(Photo: Reuters/Yong Kim)
Former physician Kermit Gosnell, known for running a "House of Horrors" late-term abortion clinic in Philadelphia, believes he is "spiritually innocent" for the first degree murders of newborn babies, saying that his grisly work at the clinic was meant to fight a "war on poverty" in the U.S.
Speaking out for the first time since his trial in May that found him guilty of first degree murder of three newborn babies and the involuntary manslaughter of one of his patients, Gosnell told Philadelphia Magazine reporter Steve Volt in an interview that although he believes abortion is not ideal, it is a "greater sin" to deliver a child into an impoverished world.
"In an ideal world," Gosnell told Volt, "we'd have no need for abortion. But bringing a child into the world when it cannot be provided for, that there are not sufficient systems to support, is a greater sin.

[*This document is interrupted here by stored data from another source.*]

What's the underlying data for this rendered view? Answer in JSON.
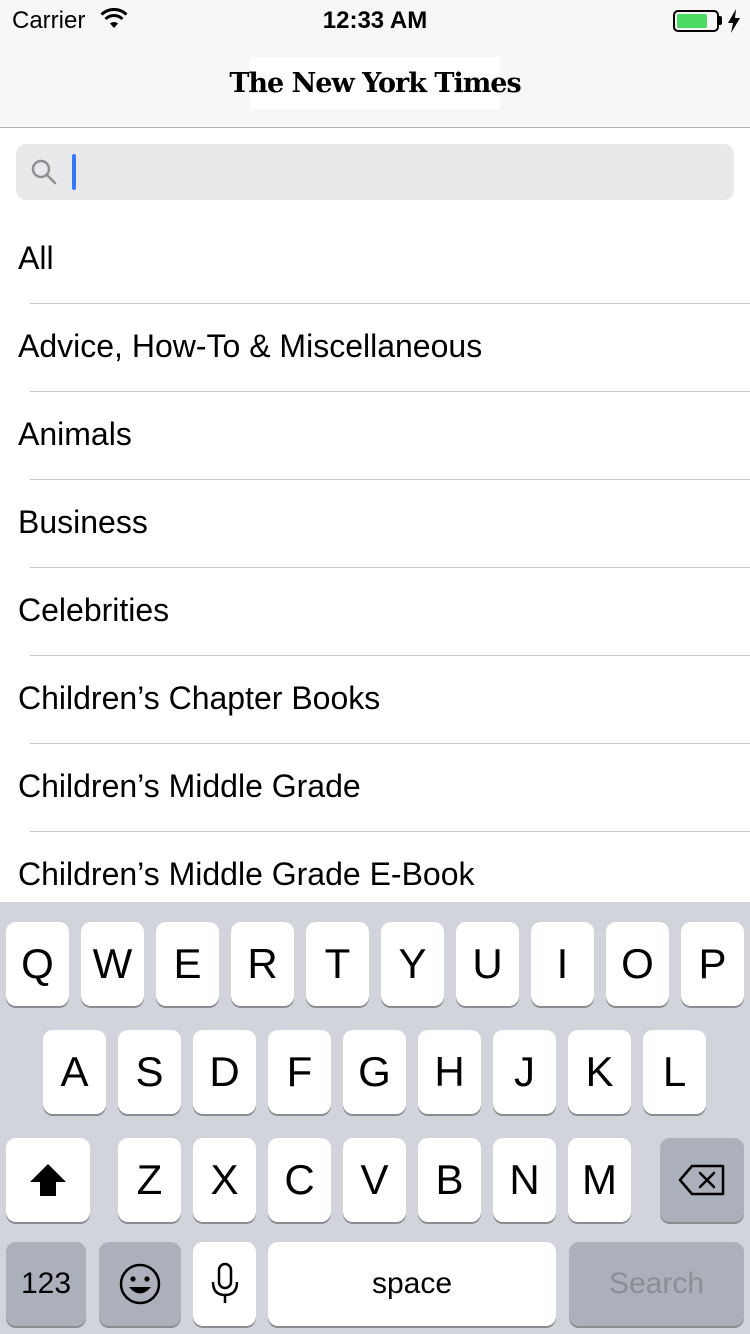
{
  "status_bar": {
    "carrier": "Carrier",
    "time": "12:33 AM",
    "battery_level": 0.8,
    "battery_color": "#4cd964"
  },
  "nav": {
    "logo_text": "The New York Times"
  },
  "search": {
    "value": "",
    "placeholder": "",
    "icon": "search-icon",
    "cursor_color": "#3478f6"
  },
  "list": {
    "items": [
      "All",
      "Advice, How-To & Miscellaneous",
      "Animals",
      "Business",
      "Celebrities",
      "Children’s Chapter Books",
      "Children’s Middle Grade",
      "Children’s Middle Grade E-Book"
    ]
  },
  "keyboard": {
    "row1": [
      "Q",
      "W",
      "E",
      "R",
      "T",
      "Y",
      "U",
      "I",
      "O",
      "P"
    ],
    "row2": [
      "A",
      "S",
      "D",
      "F",
      "G",
      "H",
      "J",
      "K",
      "L"
    ],
    "row3": [
      "Z",
      "X",
      "C",
      "V",
      "B",
      "N",
      "M"
    ],
    "shift_icon": "shift-arrow-icon",
    "delete_icon": "delete-backspace-icon",
    "numbers_label": "123",
    "emoji_icon": "emoji-icon",
    "mic_icon": "microphone-icon",
    "space_label": "space",
    "return_label": "Search"
  }
}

I considered myself to be in a war against poverty, and I feel comfortable with the things I did and the decisions I made."
Gosnell also told Volt that because he was working against the war on poverty, he believes himself to be "spiritually innocent." The journalist also told ABC News that Gosnell says he spends a large part of his time in prison studying the bible, exercising, and perfecting his Spanish.
Volt is the only reporter that Gosnell has spoken with since his conviction. Gosnell and Volt have reportedly communicated via telephone and letters while Gosnell serves his life prison sentence without parole. Gosnell reportedly sent Volt 12 letters, more than 50 emails, dozens of phone calls as well as some poetry he wrote regarding abortion, in which the former physician seeks to justify the practice to prevent a child from stumbling into "drugs, crime, or mental illness."
The article featuring Gosnell's interview, entitled "Gosnell's Babies," will be in Philadelphia Magazine's October issue that hits stands tomorrow and will also be made available in an "e-book" format.
Gosnell's Women's Medical Society, located in a run-down neighborhood in west Philadelphia, was raided by FBI agents in February 2010 under the suspicion that illegal drug prescriptions were being distributed from the doctor's office. Along with finding that Gosnell had been a prolific prescriber of oxytocin, FBI agents found what was later described by the state's district attorney as a "house of horrors" late-term abortion clinic where Gosnell reportedly snipped the necks of viable newborn babies after performing illegal, late-term abortions on patients.
Gruesome descriptions of Gosnell's unsanitary clinic drew national attention to his court case. Investigators reportedly found the remains of 45 fetuses in the filthy, urine-scented clinic stained with blood and strewn with unsanitary surgical items. Additionally, Gosnell reportedly stored some of the fetuses' feet in jars.
In May of this year, Gosnell was found guilty of the first-degree murder of three newborns, as well as involuntary manslaughter of one of his patients, and sentenced to multiple life sentences without the possibility of parole. Gosnell has maintained throughout his court proceedings and, as seen in "Gosnell's Babies," that he is innocent. Following his conviction, his defense attorney Jack McMahon told reporters that Gosnell "truly believes in himself" and remains convinced that "he never killed a live baby."